To open a bank account, you need proof that you have an address. In my case, she said a lease would be sufficient, however, I made sure to register with the city first. The first thing I needed to do, was make an appointment to open an account. To make an appointment, you need der Ausweis (identification), i.e. a passport.
The process at the bank is pretty painless. They ask you some basic questions and open the account for you, after walking you through how the account works. Well, to be honest I didn’t understand much of how the account works, since it was explained to me in German, but it seems like the basics are pretty much the same as in the US.
You can have a free student account until 31 years of age, and you don’t need a starting balance to open this account. After 31 years of age, the account is automatically converted to a non-student one, which costs €5 per month. I’m not 31 yet, so this works for me for now. I don’t know if other banks have better deals or not. I’ll be honest with you, I just don’t have the desire to shop around right now. It’s easier for me to go with a big national chain and just roll with it at this point. If I hear of something better down the road, I can always switch.
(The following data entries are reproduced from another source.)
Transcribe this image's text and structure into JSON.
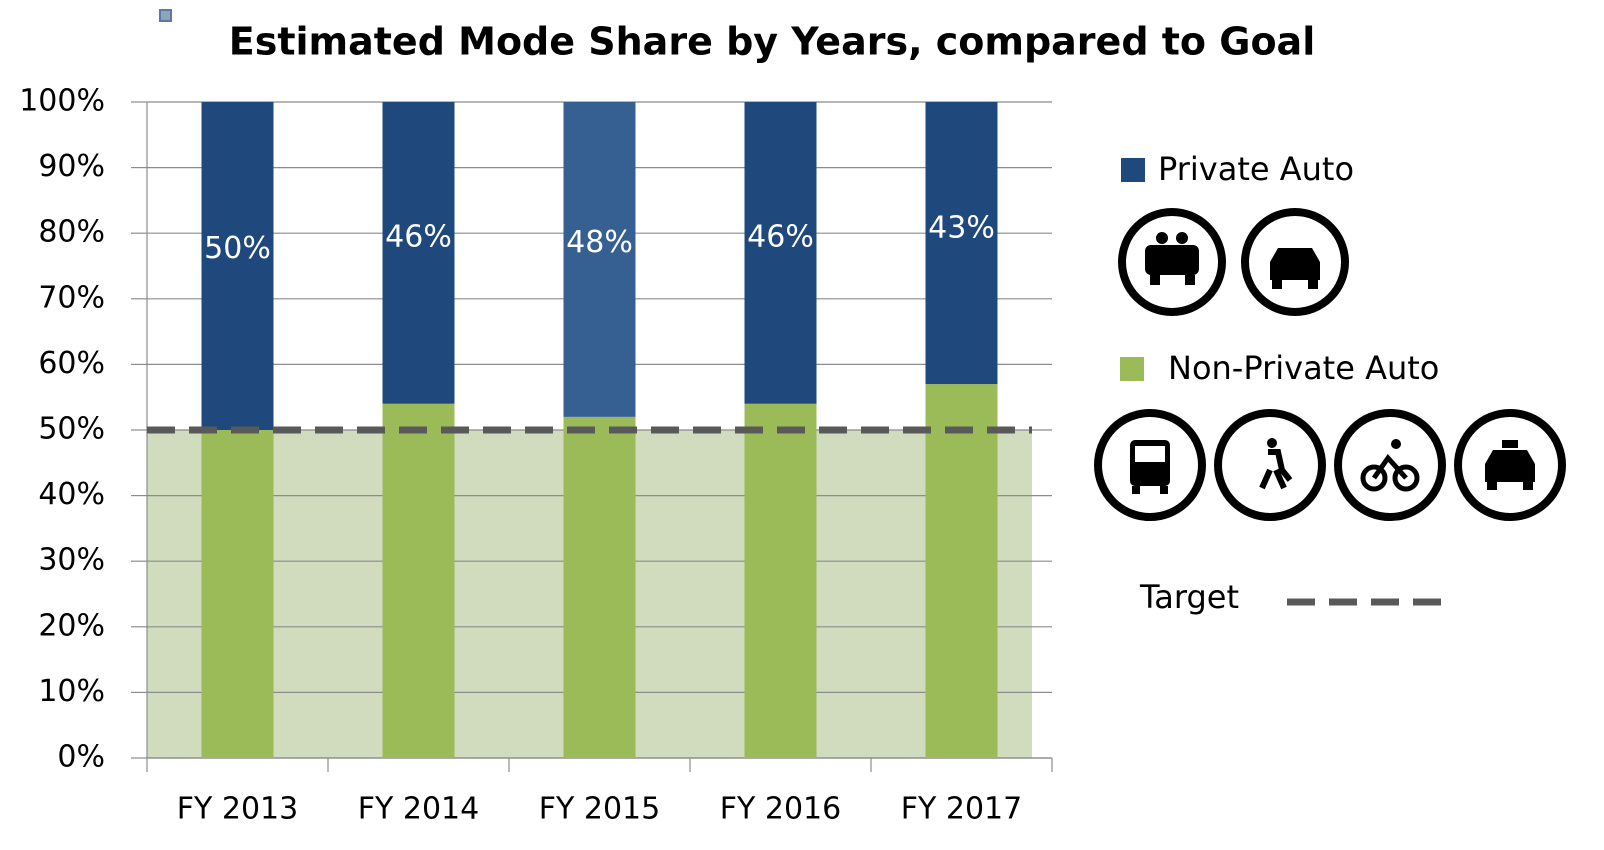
{
  "chart_data": {
    "type": "stacked_bar",
    "title": "Estimated Mode Share by Years, compared to Goal",
    "categories": [
      "FY 2013",
      "FY 2014",
      "FY 2015",
      "FY 2016",
      "FY 2017"
    ],
    "series": [
      {
        "name": "Non-Private Auto",
        "color": "#9bbb59",
        "values": [
          50,
          54,
          52,
          54,
          57
        ]
      },
      {
        "name": "Private Auto",
        "color": "#1f497d",
        "colors": [
          "#1f497d",
          "#1f497d",
          "#366092",
          "#1f497d",
          "#1f497d"
        ],
        "values": [
          50,
          46,
          48,
          46,
          43
        ],
        "value_labels": [
          "50%",
          "46%",
          "48%",
          "46%",
          "43%"
        ]
      }
    ],
    "target": {
      "name": "Target",
      "value": 50,
      "color": "#595959",
      "shade_color": "#d1dbbd"
    },
    "ylim": [
      0,
      100
    ],
    "yticks": [
      {
        "value": 0,
        "label": "0%"
      },
      {
        "value": 10,
        "label": "10%"
      },
      {
        "value": 20,
        "label": "20%"
      },
      {
        "value": 30,
        "label": "30%"
      },
      {
        "value": 40,
        "label": "40%"
      },
      {
        "value": 50,
        "label": "50%"
      },
      {
        "value": 60,
        "label": "60%"
      },
      {
        "value": 70,
        "label": "70%"
      },
      {
        "value": 80,
        "label": "80%"
      },
      {
        "value": 90,
        "label": "90%"
      },
      {
        "value": 100,
        "label": "100%"
      }
    ],
    "grid": true
  }
}
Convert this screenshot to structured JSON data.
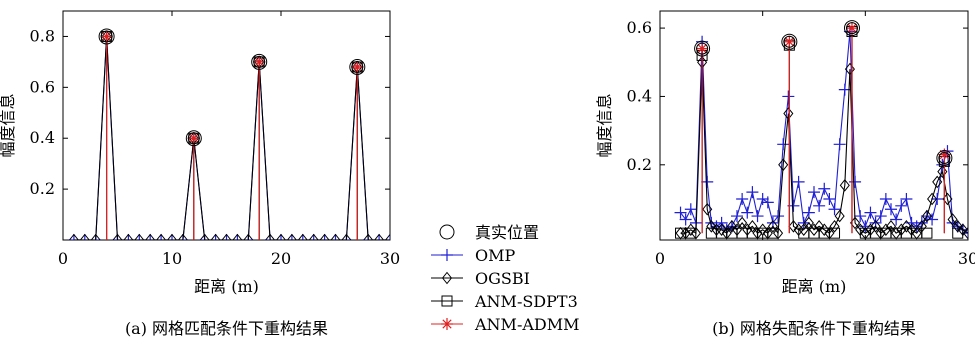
{
  "chart_data": [
    {
      "type": "line",
      "subplot": "a",
      "caption": "(a) 网格匹配条件下重构结果",
      "xlabel": "距离 (m)",
      "ylabel": "幅度信息",
      "xlim": [
        0,
        30
      ],
      "ylim": [
        0,
        0.9
      ],
      "xticks": [
        "0",
        "10",
        "20",
        "30"
      ],
      "yticks": [
        "0.2",
        "0.4",
        "0.6",
        "0.8"
      ],
      "grid": false,
      "true_positions": {
        "x": [
          4,
          12,
          18,
          27
        ],
        "y": [
          0.8,
          0.4,
          0.7,
          0.68
        ]
      },
      "series": [
        {
          "name": "OMP",
          "x": [
            1,
            2,
            3,
            4,
            5,
            6,
            7,
            8,
            9,
            10,
            11,
            12,
            13,
            14,
            15,
            16,
            17,
            18,
            19,
            20,
            21,
            22,
            23,
            24,
            25,
            26,
            27,
            28,
            29,
            30
          ],
          "values": [
            0,
            0,
            0,
            0.8,
            0,
            0,
            0,
            0,
            0,
            0,
            0,
            0.4,
            0,
            0,
            0,
            0,
            0,
            0.7,
            0,
            0,
            0,
            0,
            0,
            0,
            0,
            0,
            0.68,
            0,
            0,
            0
          ]
        },
        {
          "name": "OGSBI",
          "x": [
            1,
            2,
            3,
            4,
            5,
            6,
            7,
            8,
            9,
            10,
            11,
            12,
            13,
            14,
            15,
            16,
            17,
            18,
            19,
            20,
            21,
            22,
            23,
            24,
            25,
            26,
            27,
            28,
            29,
            30
          ],
          "values": [
            0,
            0,
            0,
            0.8,
            0,
            0,
            0,
            0,
            0,
            0,
            0,
            0.4,
            0,
            0,
            0,
            0,
            0,
            0.7,
            0,
            0,
            0,
            0,
            0,
            0,
            0,
            0,
            0.68,
            0,
            0,
            0
          ]
        },
        {
          "name": "ANM-SDPT3",
          "x": [
            4,
            12,
            18,
            27
          ],
          "values": [
            0.8,
            0.4,
            0.7,
            0.68
          ]
        },
        {
          "name": "ANM-ADMM",
          "x": [
            4,
            12,
            18,
            27
          ],
          "values": [
            0.8,
            0.4,
            0.7,
            0.68
          ]
        }
      ]
    },
    {
      "type": "line",
      "subplot": "b",
      "caption": "(b) 网格失配条件下重构结果",
      "xlabel": "距离 (m)",
      "ylabel": "幅度信息",
      "xlim": [
        0,
        30
      ],
      "ylim": [
        -0.02,
        0.65
      ],
      "xticks": [
        "0",
        "10",
        "20",
        "30"
      ],
      "yticks": [
        "0.2",
        "0.4",
        "0.6"
      ],
      "grid": false,
      "true_positions": {
        "x": [
          4.1,
          12.6,
          18.7,
          27.7
        ],
        "y": [
          0.54,
          0.56,
          0.6,
          0.22
        ]
      },
      "series": [
        {
          "name": "OMP",
          "x": [
            2,
            2.5,
            3,
            3.5,
            4.1,
            4.6,
            5,
            5.5,
            6,
            6.5,
            7,
            7.5,
            8,
            8.5,
            9,
            9.5,
            10,
            10.5,
            11,
            11.5,
            12,
            12.5,
            13,
            13.5,
            14,
            14.5,
            15,
            15.5,
            16,
            16.5,
            17,
            17.5,
            18,
            18.5,
            19,
            19.5,
            20,
            20.5,
            21,
            21.5,
            22,
            22.5,
            23,
            23.5,
            24,
            24.5,
            25,
            25.5,
            26,
            26.5,
            27,
            27.5,
            28,
            28.5,
            29,
            29.5,
            30
          ],
          "values": [
            0.06,
            0.04,
            0.07,
            0.03,
            0.56,
            0.15,
            0.03,
            0.02,
            0.03,
            0.01,
            0.02,
            0.05,
            0.1,
            0.06,
            0.12,
            0.05,
            0.1,
            0.09,
            0.03,
            0.05,
            0.26,
            0.4,
            0.08,
            0.15,
            0.03,
            0.06,
            0.12,
            0.08,
            0.13,
            0.1,
            0.07,
            0.26,
            0.42,
            0.59,
            0.15,
            0.05,
            0.02,
            0.06,
            0.03,
            0.05,
            0.1,
            0.07,
            0.04,
            0.08,
            0.1,
            0.03,
            0.02,
            0.03,
            0.05,
            0.04,
            0.1,
            0.2,
            0.24,
            0.03,
            0.02,
            0.01,
            0
          ]
        },
        {
          "name": "OGSBI",
          "x": [
            2,
            2.5,
            3,
            3.5,
            4.1,
            4.6,
            5,
            5.5,
            6,
            6.5,
            7,
            7.5,
            8,
            8.5,
            9,
            9.5,
            10,
            10.5,
            11,
            11.5,
            12,
            12.5,
            13,
            13.5,
            14,
            14.5,
            15,
            15.5,
            16,
            16.5,
            17,
            17.5,
            18,
            18.5,
            19,
            19.5,
            20,
            20.5,
            21,
            21.5,
            22,
            22.5,
            23,
            23.5,
            24,
            24.5,
            25,
            25.5,
            26,
            26.5,
            27,
            27.5,
            28,
            28.5,
            29,
            29.5,
            30
          ],
          "values": [
            0,
            0,
            0.01,
            0,
            0.5,
            0.07,
            0.02,
            0.01,
            0.01,
            0,
            0.02,
            0.01,
            0.03,
            0.01,
            0.02,
            0,
            0.01,
            0,
            0.02,
            0,
            0.2,
            0.35,
            0.02,
            0.01,
            0.01,
            0.03,
            0.01,
            0.02,
            0.01,
            0,
            0.02,
            0.05,
            0.14,
            0.48,
            0.03,
            0.01,
            0,
            0.01,
            0.02,
            0,
            0.01,
            0.02,
            0,
            0.01,
            0.02,
            0.01,
            0,
            0.02,
            0.05,
            0.1,
            0.15,
            0.18,
            0.1,
            0.04,
            0.02,
            0.01,
            0
          ]
        },
        {
          "name": "ANM-SDPT3",
          "x": [
            2,
            3,
            4.1,
            5,
            6,
            7,
            8,
            9,
            10,
            11,
            12.6,
            14,
            15,
            16,
            17,
            18.7,
            20,
            21,
            22,
            23,
            24,
            25,
            26,
            27.7,
            29
          ],
          "values": [
            0,
            0,
            0.52,
            0,
            0,
            0,
            0,
            0,
            0,
            0,
            0.55,
            0,
            0,
            0,
            0,
            0.59,
            0,
            0,
            0,
            0,
            0,
            0,
            0,
            0.21,
            0
          ]
        },
        {
          "name": "ANM-ADMM",
          "x": [
            4.1,
            12.6,
            18.7,
            27.7
          ],
          "values": [
            0.54,
            0.56,
            0.6,
            0.23
          ]
        }
      ]
    }
  ],
  "legend": {
    "placement": "center",
    "entries": [
      {
        "label": "真实位置",
        "marker": "circle",
        "color": "#000000"
      },
      {
        "label": "OMP",
        "marker": "plus",
        "color": "#1f1fd6"
      },
      {
        "label": "OGSBI",
        "marker": "diamond",
        "color": "#000000"
      },
      {
        "label": "ANM-SDPT3",
        "marker": "square",
        "color": "#000000"
      },
      {
        "label": "ANM-ADMM",
        "marker": "star",
        "color": "#e02020"
      }
    ]
  },
  "colors": {
    "omp": "#1f1fd6",
    "ogsbi": "#000000",
    "sdpt3": "#000000",
    "admm": "#e02020",
    "truth": "#000000"
  }
}
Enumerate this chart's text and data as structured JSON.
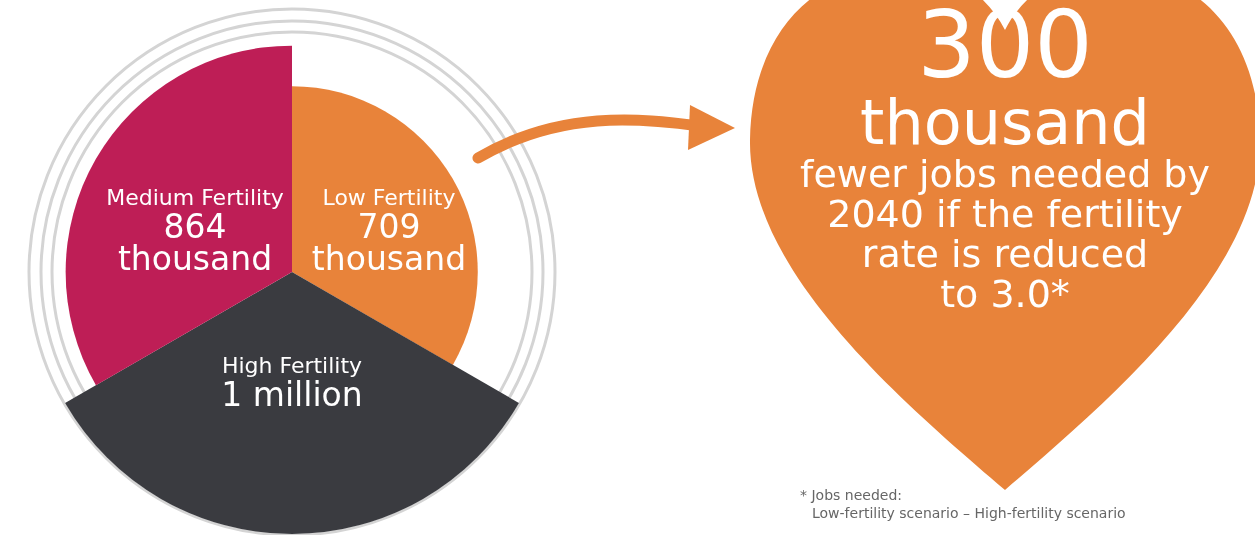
{
  "chart_data": {
    "type": "other",
    "categories": [
      "Low Fertility",
      "High Fertility",
      "Medium Fertility"
    ],
    "values": [
      709000,
      1000000,
      864000
    ],
    "value_labels": [
      "709\nthousand",
      "1 million",
      "864\nthousand"
    ],
    "colors": [
      "#e8833a",
      "#3a3b40",
      "#be1e56"
    ],
    "annotations": [
      "300\nthousand\nfewer jobs needed by\n2040 if the fertility\nrate is reduced\nto 3.0*",
      "* Jobs needed:\nLow-fertility scenario – High-fertility scenario"
    ]
  }
}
- der Ausweis – identification (I used my passport)
- die Meldebescheinigung – confirmation of registration from the Bürgeramt
After you set up your account, they give you a bank account number that you can use immediately to transfer money in and out. The bank card and PIN apparently come later in the mail.
After you have an account, Deutsche Bank sends you a shit ton of stuff in the mail. All of these things are different PINs for different forms of logins. The main ones are (a) the PIN to use on the website, (b) the QR-code style PIN to connect your phone, and (c) the 4-digit PIN to actually use your card with at the ATM machines. By the way, make sure to use ATM machines that your bank is affiliated with, otherwise you will get hit with a large fee.
If you are a US citizen, you will also get sent a W-9. As a US citizen, you get taxed even if you are a resident abroad (on amounts over the foreign income exclusion, which is around $100k in 2016), and I guess this form lets Germany report your income to the US, or something… It should go without saying that you should not use this blog for legal or financial advice.